State prosecutors then dragged two of the group’s leaders, founder Christopher R. Hood Jr and Leo Anthony Cullinan, to court, accusing them violating the Civil Rights Act by trespassing on a public roadway to display the banner while being motivated by race.
Rockingham County Superior Court Judge David W. Ruoff dismissed the charges in June 2023, saying the Attorney-General’s Office’s interpretation of the act was unconstitutionally broad, a decision upheld by the Supreme Court. The American Civil Liberties Union of New Hampshire provided the group with legal support.
““We hold that, to state a claim for a violation of the Act predicated upon actual trespass on property, the State must establish that the actor, with knowledge that he or she is not licensed or privileged to do so, enters land in the possession of another or causes a thing or a third person to do so … and that the trespass was ‘motivated by race, color, religion, national origin, ancestry, sexual orientation, sex, gender identity, or disability’,” Justice MacDonald wrote.

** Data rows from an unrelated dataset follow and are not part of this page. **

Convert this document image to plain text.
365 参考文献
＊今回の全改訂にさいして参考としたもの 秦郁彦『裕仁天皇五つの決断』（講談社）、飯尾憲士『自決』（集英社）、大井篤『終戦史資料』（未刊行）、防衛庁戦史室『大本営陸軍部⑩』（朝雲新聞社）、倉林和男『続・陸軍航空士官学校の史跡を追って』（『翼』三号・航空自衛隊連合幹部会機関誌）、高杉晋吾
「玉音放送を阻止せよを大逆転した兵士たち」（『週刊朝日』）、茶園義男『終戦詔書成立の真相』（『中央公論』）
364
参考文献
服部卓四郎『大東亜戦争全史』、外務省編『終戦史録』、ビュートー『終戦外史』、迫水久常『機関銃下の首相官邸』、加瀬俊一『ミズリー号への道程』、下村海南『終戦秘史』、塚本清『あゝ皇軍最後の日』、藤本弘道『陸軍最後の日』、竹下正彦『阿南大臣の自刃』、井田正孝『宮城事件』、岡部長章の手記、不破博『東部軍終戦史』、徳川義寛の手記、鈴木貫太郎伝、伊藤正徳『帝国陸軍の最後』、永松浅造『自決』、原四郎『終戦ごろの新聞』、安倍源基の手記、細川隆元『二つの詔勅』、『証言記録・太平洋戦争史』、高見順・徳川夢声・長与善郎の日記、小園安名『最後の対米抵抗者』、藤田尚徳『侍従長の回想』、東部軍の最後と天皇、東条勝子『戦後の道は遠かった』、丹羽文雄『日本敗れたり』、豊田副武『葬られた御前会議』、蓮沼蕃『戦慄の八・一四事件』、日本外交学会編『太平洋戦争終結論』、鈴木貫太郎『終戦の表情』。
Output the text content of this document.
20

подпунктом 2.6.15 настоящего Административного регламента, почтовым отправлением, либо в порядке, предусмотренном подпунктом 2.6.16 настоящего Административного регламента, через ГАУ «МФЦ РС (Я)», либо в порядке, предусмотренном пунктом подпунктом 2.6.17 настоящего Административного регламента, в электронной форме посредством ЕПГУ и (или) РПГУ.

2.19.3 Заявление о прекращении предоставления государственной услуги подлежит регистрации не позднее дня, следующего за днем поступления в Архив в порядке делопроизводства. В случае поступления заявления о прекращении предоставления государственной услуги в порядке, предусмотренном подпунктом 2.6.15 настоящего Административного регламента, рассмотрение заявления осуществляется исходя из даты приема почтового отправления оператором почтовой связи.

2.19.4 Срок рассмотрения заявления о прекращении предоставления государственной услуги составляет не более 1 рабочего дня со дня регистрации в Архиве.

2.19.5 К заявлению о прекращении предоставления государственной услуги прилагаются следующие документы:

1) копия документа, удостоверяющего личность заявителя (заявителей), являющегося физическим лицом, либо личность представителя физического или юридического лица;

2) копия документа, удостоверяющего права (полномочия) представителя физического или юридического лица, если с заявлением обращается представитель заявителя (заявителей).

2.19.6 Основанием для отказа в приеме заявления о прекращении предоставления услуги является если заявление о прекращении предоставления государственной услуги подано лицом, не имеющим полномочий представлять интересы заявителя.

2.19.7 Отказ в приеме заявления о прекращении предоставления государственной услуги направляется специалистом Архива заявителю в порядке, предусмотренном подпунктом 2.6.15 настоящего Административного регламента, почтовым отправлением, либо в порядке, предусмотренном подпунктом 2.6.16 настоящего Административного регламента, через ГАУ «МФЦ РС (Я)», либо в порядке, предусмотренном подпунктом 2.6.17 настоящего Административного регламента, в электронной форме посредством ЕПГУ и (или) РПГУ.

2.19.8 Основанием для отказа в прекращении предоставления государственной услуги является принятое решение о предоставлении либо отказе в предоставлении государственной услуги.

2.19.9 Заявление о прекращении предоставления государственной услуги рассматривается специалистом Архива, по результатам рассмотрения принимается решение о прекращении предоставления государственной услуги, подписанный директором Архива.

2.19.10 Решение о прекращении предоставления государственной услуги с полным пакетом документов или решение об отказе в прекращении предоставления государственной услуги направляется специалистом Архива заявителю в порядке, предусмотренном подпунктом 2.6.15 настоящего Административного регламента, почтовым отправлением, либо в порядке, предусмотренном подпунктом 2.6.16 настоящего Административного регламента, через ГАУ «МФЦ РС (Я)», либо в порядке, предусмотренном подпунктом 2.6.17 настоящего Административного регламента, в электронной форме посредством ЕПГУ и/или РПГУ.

Mr Hood told Noticer News he was grateful for the support he had received while the group was dealing with political lawfare, with two other cases still before the courts.
“We are still fighting a Civil Rights case in Massachusetts over our protests outside of migrant hotels, drag queen story hours, and Antifa events, and another in New Hampshire over our drag queen story hour protest in Concord a few summers ago,” he said.
“We are facing fines, discovery, and criminal injunctions. These cases have presented us with unprecedented legal complications, not just for myself but for the organisation and its members as a whole.
“For now, our legal team has advised us to halt public activism operations, but we will continue to resist this lawfare and remain optimistic for the future.”
Mr Hood has set up a GiveSendGo fundraising page to fight the remaining lawsuits, which he called “a frivolous and poorly executed attempt to drag us into litigation and distract us from our purpose as the tip of the spear in the struggle for New Englanders’ sovereignty and security”.